I write and design things, so I need big chunks of time in my day to focus without interruptions. And that’s difficult to do without rules.
I’m not a hustler who can work for 12 hours a day (if they actually exist). On a good day, I can pull off 5-6 hours of good deep work when I really feel the flow. On a bad day, I’m lucky to squeeze in 2-3 hours.
But that’s more than enough for me. What’s important isn’t more time, it’s to use the time you have to the best of your ability.
That’s why I never schedule any meetings before noon for a couple of reasons:
- Mornings are my energy peak - If I don’t get deep work done before noon, it often won’t get done at all today. Everything feels easier in the first few hours of the day. My morning hour is ten times more valuable to me than one in the afternoon. That’s why I protect my mornings vigorously.

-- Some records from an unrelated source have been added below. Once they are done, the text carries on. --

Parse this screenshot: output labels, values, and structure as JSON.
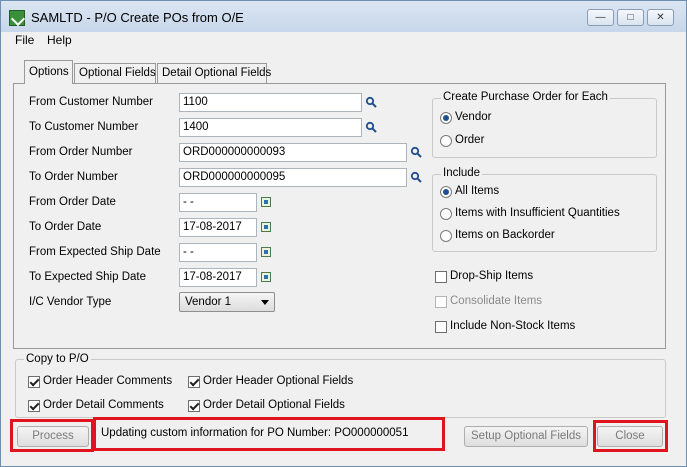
{
  "window": {
    "title": "SAMLTD  -  P/O Create POs from O/E"
  },
  "menu": {
    "file": "File",
    "help": "Help"
  },
  "tabs": [
    "Options",
    "Optional Fields",
    "Detail Optional Fields"
  ],
  "options": {
    "from_customer_label": "From Customer Number",
    "from_customer_value": "1100",
    "to_customer_label": "To Customer Number",
    "to_customer_value": "1400",
    "from_order_label": "From Order Number",
    "from_order_value": "ORD000000000093",
    "to_order_label": "To Order Number",
    "to_order_value": "ORD000000000095",
    "from_order_date_label": "From Order Date",
    "from_order_date_value": " - -",
    "to_order_date_label": "To Order Date",
    "to_order_date_value": "17-08-2017",
    "from_ship_date_label": "From Expected Ship Date",
    "from_ship_date_value": " - -",
    "to_ship_date_label": "To Expected Ship Date",
    "to_ship_date_value": "17-08-2017",
    "vendor_type_label": "I/C Vendor Type",
    "vendor_type_value": "Vendor 1"
  },
  "create_po": {
    "title": "Create Purchase Order for Each",
    "vendor": "Vendor",
    "order": "Order"
  },
  "include": {
    "title": "Include",
    "all": "All Items",
    "insufficient": "Items with Insufficient Quantities",
    "backorder": "Items on Backorder"
  },
  "checks": {
    "drop_ship": "Drop-Ship Items",
    "consolidate": "Consolidate Items",
    "non_stock": "Include Non-Stock Items"
  },
  "copy": {
    "title": "Copy to P/O",
    "header_comments": "Order Header Comments",
    "detail_comments": "Order Detail Comments",
    "header_optional": "Order Header Optional Fields",
    "detail_optional": "Order Detail Optional Fields"
  },
  "footer": {
    "process": "Process",
    "status": "Updating custom information for PO Number: PO000000051",
    "setup_optional": "Setup Optional Fields",
    "close": "Close"
  },
  "colors": {
    "highlight": "#e0141e"
  }
}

- Meetings destroy my focus - I like to spend my morning on the most important creative task of the day. That’s writing an article these days. And I need to be fully focused to do it. But meetings scatter my mind, and it’s difficult for me to return to the morning state of focus.
- Meetings suck my energy - I’m an introvert and meetings with more than 1 other human being feel like an energy vacuum cleaner to me. Listening and interacting costs a lot of energy I could better spend elsewhere. If this happens in the morning, I often need half a day to be able of getting back to writing.

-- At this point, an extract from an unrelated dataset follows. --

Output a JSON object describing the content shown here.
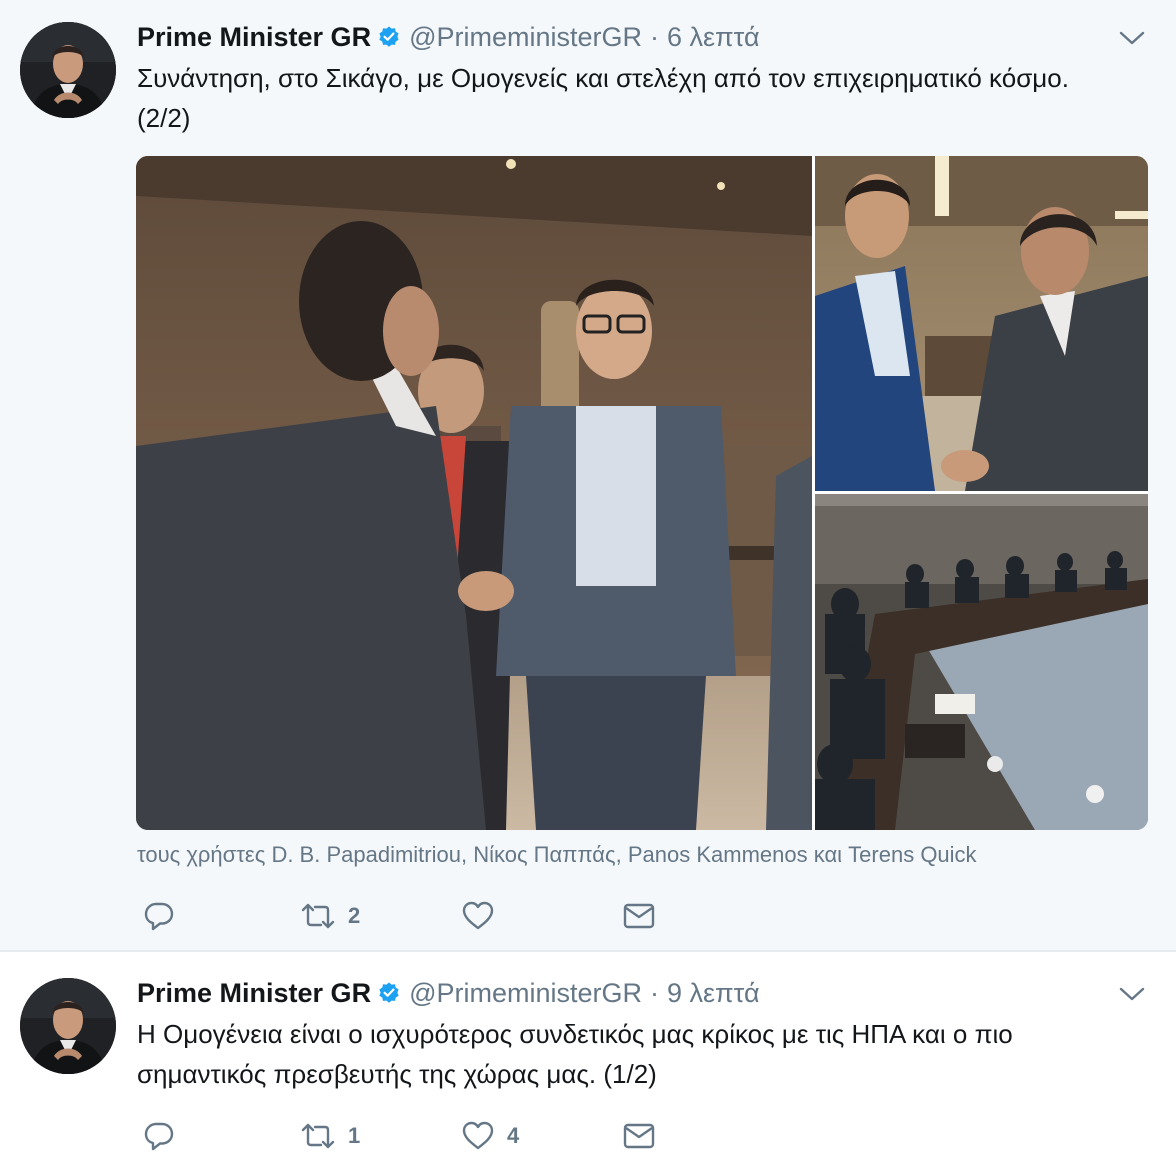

Rules make it easier to say no
Saying no to people is difficult. Nobody likes disappointing others by rejecting them. But since I started using this rule, saying no to morning invites became much easier and less awkward.
I realized a valuable insight: People respect rules more than individual decisions.
Whenever someone asks me to meet before noon, I reply with something like: “I’m sorry, I have this personal rule that I don’t do meetings before noon. But I’m happy to meet later.”
This might sound rude on paper, but in my experience, people react surprisingly positively to this. I often get reactions like: “Oh, that sounds great, I should try that too.” or “Yeah, I understand. I was thinking about something similar myself.”.
People respect the integrity of someone who abides by his own rules. They tend to be slightly impressed rather than offended.
Plus once I started doing this consistently and didn’t back down, people around me got used to it. So now when I schedule with someone who knows me, they automatically know that mornings are off the table. Holding your ground gets easier with time.
Of course, this isn’t always the case, and some people get frustrated. Then it’s my call to decide how important the meeting is. Usually, I agree to a morning meeting about once a month in those rare exceptions when saying no would cause more problems than how much value it creates.
It’s okay to make exceptions when it makes sense.
Find your own rules
I realize this is a tricky rule to implement for most people. Some jobs don’t let you choose when you do or do not want to have a meeting.
As an entrepreneur, I’m used to higher control over my time, and it is important to me. That doesn’t mean I’m not pressured by clients or co-workers to join meetings I don’t want to have. (Otherwise, this rule wouldn’t have to exist.)
But even if this particular rule is unrealistic for you, it doesn’t mean you can’t use a different rule to get the same benefits. The usefulness of rules is highly subjective anyway, and the point isn’t to copy&paste mine’s, but to find rules that work for you.